Falem o que quiser, mas as indústrias vidreiras são extremamente atentas às oportunidades que o cenário econômico oferece.  Aliás, nós que reclamamos da sorte, bem que poderíamos aproveitar essa lição para bebermos da mesma fonte.
O fato é que com as importações inviabilizadas, inclusive pelo atropelo do dólar, o espaço para aumento do produto ficou bem mais generoso. E, não existe matemática mais absoluta que o próprio mercado.
Alguns fatores merecem uma pausa para entendermos um pouco mais esse processo. Não se pode negar que o setor vidreiro tem no início da cadeia uma indústria de capital intensivo, com elevada aplicação de recursos no binômio capital-tecnologia. Em resumo, somas vultosas são investidas na implantação do empreendimento. Esse investimento, lógico, clama por retorno.

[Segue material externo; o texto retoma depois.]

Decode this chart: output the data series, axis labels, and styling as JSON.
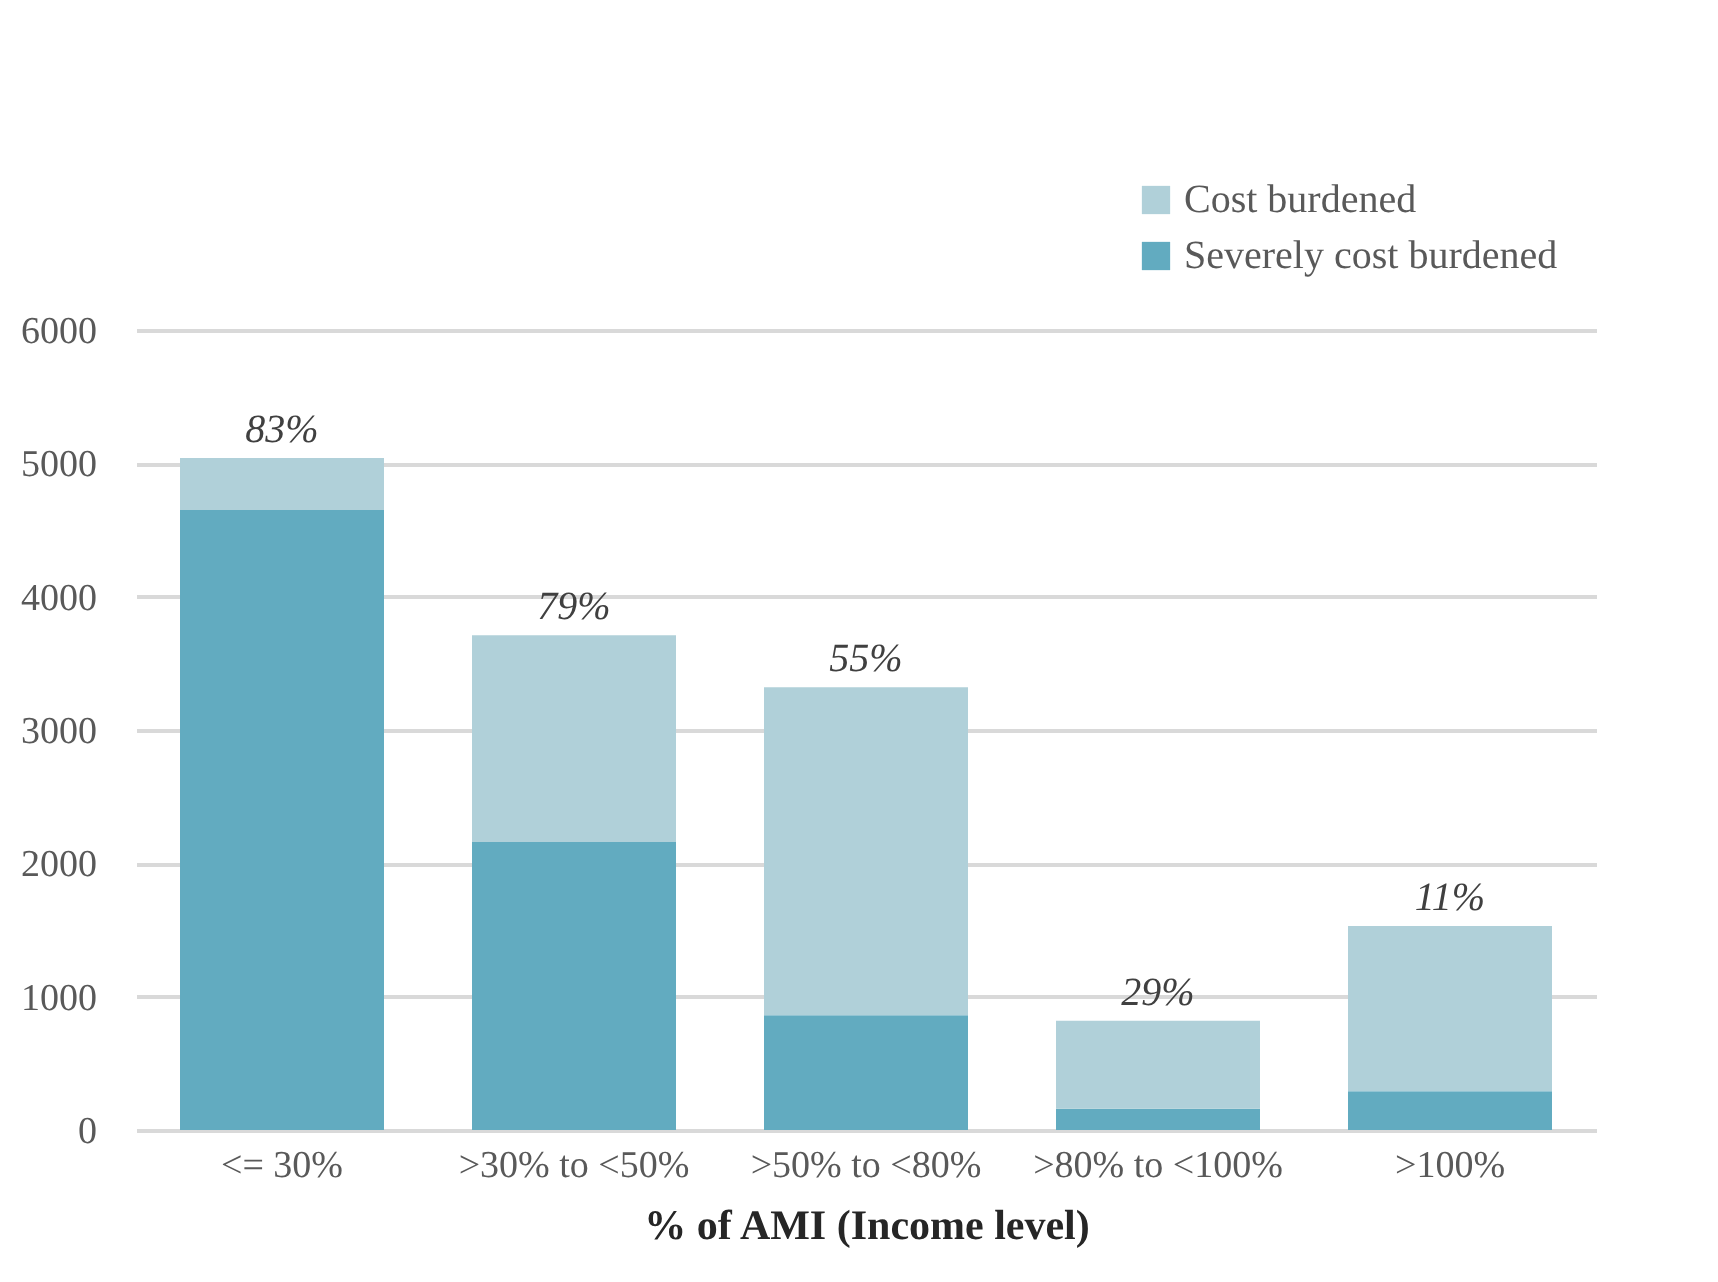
{
  "chart_data": {
    "type": "bar",
    "stacked": true,
    "categories": [
      "<= 30%",
      ">30% to <50%",
      ">50% to <80%",
      ">80% to <100%",
      ">100%"
    ],
    "series": [
      {
        "name": "Severely cost burdened",
        "color": "#62abc0",
        "values": [
          4650,
          2160,
          860,
          160,
          290
        ]
      },
      {
        "name": "Cost burdened",
        "color": "#b0d0d9",
        "values": [
          390,
          1550,
          2460,
          660,
          1240
        ]
      }
    ],
    "xlabel": "% of AMI (Income level)",
    "ylim": [
      0,
      6000
    ],
    "yticks": [
      0,
      1000,
      2000,
      3000,
      4000,
      5000,
      6000
    ],
    "grid": "y",
    "legend": "top right",
    "annotations": [
      {
        "text": "83%",
        "x": "<= 30%",
        "y": 5040
      },
      {
        "text": "79%",
        "x": ">30% to <50%",
        "y": 3710
      },
      {
        "text": "55%",
        "x": ">50% to <80%",
        "y": 3320
      },
      {
        "text": "29%",
        "x": ">80% to <100%",
        "y": 820
      },
      {
        "text": "11%",
        "x": ">100%",
        "y": 1530
      }
    ]
  }
}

Outro ponto que o mercado precisa assimilar é que quem dita os preços, para mais ou para menos, é sempre a líder do mercado. No caso do vidro fica ainda fácil entender, basta imaginar que enquanto um dos players que atua no mercado produz 4.000 toneladas por dia,  temos um outro  produzindo apenas 600  toneladas.
Dito isso, fica claro que esses ajustes virão sempre que a oportunidade aparecer.
O que o restante da cadeia precisa entender é que algumas práticas que adotamos, através dos anos, não se sustentam mais. Nos nossos custos temos diversos fatores que provocam impactos mais contundente que o próprio aumento da matéria prima. Exemplo melhor disso é a energia.
Esse vício adquirido pela indústria de transformação de só mexer nas tabelas quando os fabricantes de matéria prima alteram as suas, é um tipo de erro que pode ser fatal. Temos, como já vimos, estruturas de custo diferentes e, nem sempre o que é bom para um é bom para o outro.
Por isso, quando se anuncia um novo aumento no vidro, quem reclama e esperneia pode ter razão, mas, no fundo sabe que ele é a salvação da lavoura.